Tool Usage Analysis:
- Claude-4.6-Opus showed the most balanced tool usage, effectively integrating text search, image search, and cropping.
- Kimi-K2.5 relied heavily on image_search, which correlated with its highest performance improvement under the full framework.
- Gemini models showed a heavy bias toward text_search and webpage_visit, often neglecting visual reasoning tools.

5. Significance and Conclusion

Benchmarking Standard: VisBrowse-Bench sets a new standard for evaluating multimodal agents by moving beyond "text-with-image" queries to "visual-native" reasoning where the agent must actively hunt for visual clues.
Current Limitations: The low accuracy of even the most advanced models (Claude-4.6-Opus < 50%) indicates that current MLLMs struggle with multi-hop visual reasoning and dynamic visual information integration.
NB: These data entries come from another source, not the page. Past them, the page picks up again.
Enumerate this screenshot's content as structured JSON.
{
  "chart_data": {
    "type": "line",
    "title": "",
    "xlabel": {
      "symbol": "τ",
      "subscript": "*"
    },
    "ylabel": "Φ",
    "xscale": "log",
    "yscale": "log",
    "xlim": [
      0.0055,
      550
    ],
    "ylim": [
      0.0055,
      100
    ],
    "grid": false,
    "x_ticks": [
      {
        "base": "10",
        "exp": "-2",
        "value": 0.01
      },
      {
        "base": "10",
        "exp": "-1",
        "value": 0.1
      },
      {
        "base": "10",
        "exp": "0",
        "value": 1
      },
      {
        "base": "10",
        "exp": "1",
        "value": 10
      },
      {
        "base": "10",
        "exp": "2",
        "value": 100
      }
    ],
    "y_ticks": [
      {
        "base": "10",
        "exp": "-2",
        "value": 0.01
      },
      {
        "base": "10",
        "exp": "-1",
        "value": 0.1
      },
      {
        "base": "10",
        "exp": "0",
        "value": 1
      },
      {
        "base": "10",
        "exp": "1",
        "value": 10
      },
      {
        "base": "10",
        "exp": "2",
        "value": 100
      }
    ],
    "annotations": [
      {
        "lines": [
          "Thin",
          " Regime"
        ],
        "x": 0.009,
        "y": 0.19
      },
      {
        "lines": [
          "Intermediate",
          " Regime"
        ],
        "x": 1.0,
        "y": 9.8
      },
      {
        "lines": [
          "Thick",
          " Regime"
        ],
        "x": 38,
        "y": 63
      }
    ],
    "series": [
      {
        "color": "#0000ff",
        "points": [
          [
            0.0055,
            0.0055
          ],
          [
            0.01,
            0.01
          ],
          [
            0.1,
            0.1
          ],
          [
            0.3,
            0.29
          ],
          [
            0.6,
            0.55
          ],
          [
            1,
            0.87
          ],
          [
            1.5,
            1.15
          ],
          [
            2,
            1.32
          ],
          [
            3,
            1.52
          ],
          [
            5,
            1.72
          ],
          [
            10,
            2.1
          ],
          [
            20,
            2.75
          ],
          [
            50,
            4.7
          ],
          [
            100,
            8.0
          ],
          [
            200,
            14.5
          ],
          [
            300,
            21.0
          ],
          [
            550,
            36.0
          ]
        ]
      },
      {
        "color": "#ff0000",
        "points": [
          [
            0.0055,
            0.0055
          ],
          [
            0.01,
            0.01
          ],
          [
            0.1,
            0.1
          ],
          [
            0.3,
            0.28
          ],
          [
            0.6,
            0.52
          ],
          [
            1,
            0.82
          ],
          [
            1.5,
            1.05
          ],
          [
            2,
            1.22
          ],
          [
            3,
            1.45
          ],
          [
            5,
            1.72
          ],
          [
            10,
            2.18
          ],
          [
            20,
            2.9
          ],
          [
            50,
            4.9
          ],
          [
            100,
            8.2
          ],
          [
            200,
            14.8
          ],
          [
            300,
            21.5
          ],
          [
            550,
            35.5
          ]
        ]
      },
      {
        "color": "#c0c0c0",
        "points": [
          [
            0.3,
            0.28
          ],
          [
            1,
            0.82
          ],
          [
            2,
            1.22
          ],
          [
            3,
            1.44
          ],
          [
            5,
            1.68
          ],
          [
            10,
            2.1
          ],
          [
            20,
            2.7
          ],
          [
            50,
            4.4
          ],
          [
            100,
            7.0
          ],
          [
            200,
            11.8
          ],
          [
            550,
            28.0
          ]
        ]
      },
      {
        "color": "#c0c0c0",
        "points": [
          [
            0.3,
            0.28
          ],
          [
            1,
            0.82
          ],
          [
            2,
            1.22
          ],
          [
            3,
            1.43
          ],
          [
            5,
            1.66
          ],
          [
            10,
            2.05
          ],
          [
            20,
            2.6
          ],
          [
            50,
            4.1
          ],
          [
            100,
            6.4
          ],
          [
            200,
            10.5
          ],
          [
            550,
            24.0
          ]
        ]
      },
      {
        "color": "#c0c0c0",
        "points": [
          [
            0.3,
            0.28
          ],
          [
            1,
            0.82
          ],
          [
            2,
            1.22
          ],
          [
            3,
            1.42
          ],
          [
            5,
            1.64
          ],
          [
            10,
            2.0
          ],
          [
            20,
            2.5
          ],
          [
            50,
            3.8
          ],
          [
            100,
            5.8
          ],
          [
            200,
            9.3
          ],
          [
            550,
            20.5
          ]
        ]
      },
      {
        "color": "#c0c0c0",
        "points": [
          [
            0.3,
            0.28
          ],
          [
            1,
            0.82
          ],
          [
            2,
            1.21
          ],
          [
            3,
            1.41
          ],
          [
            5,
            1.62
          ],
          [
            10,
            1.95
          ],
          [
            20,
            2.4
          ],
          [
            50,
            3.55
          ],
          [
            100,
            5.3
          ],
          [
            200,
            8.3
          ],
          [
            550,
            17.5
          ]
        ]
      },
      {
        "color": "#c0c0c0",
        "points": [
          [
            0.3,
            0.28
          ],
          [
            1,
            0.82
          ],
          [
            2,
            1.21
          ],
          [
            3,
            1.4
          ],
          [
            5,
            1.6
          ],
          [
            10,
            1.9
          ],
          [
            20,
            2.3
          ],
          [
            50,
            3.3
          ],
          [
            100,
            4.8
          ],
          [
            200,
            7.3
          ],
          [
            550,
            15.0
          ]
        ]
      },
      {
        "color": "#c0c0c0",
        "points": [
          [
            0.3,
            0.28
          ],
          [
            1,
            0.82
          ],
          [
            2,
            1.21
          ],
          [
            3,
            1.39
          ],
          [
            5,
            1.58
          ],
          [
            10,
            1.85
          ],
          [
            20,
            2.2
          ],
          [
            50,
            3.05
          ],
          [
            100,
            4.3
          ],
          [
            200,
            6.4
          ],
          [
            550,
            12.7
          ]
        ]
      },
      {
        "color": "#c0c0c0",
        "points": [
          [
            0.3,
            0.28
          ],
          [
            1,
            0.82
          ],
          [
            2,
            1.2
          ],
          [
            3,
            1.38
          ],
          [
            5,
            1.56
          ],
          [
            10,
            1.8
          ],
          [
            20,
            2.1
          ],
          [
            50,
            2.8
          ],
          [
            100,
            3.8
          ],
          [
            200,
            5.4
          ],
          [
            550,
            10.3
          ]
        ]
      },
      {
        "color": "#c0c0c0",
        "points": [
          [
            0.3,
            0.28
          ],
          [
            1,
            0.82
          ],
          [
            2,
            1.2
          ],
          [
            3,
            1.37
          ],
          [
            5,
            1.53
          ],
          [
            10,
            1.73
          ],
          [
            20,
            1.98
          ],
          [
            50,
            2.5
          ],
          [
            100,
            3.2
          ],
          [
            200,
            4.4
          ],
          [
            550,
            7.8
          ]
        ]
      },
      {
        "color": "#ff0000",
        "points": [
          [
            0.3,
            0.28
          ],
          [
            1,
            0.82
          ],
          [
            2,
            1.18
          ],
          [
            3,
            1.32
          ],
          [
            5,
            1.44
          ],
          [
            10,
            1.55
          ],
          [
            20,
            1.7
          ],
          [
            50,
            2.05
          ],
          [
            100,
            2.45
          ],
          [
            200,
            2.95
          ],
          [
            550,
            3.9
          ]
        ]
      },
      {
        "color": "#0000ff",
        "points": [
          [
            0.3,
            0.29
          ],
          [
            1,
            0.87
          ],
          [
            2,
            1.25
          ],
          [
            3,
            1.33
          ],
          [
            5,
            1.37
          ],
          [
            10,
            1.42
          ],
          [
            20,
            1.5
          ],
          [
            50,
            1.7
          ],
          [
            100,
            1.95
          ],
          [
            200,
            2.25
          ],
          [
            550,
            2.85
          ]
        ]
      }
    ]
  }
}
They tend to rely on text shortcuts or fail to ground their reasoning in specific visual details.
Future Direction: The paper suggests that future agent development must focus on improving the ability to:
1. Dynamically switch between modalities.
2. Perform fine-grained visual grounding (cropping, spatial analysis).
3. Synthesize heterogeneous evidence (text + multiple images) without collapsing into unimodal patterns.

In summary, VisBrowse-Bench reveals a significant capability gap in current AI agents regarding real-world visual search, providing a critical testbed for the next generation of multimodal browsing agents.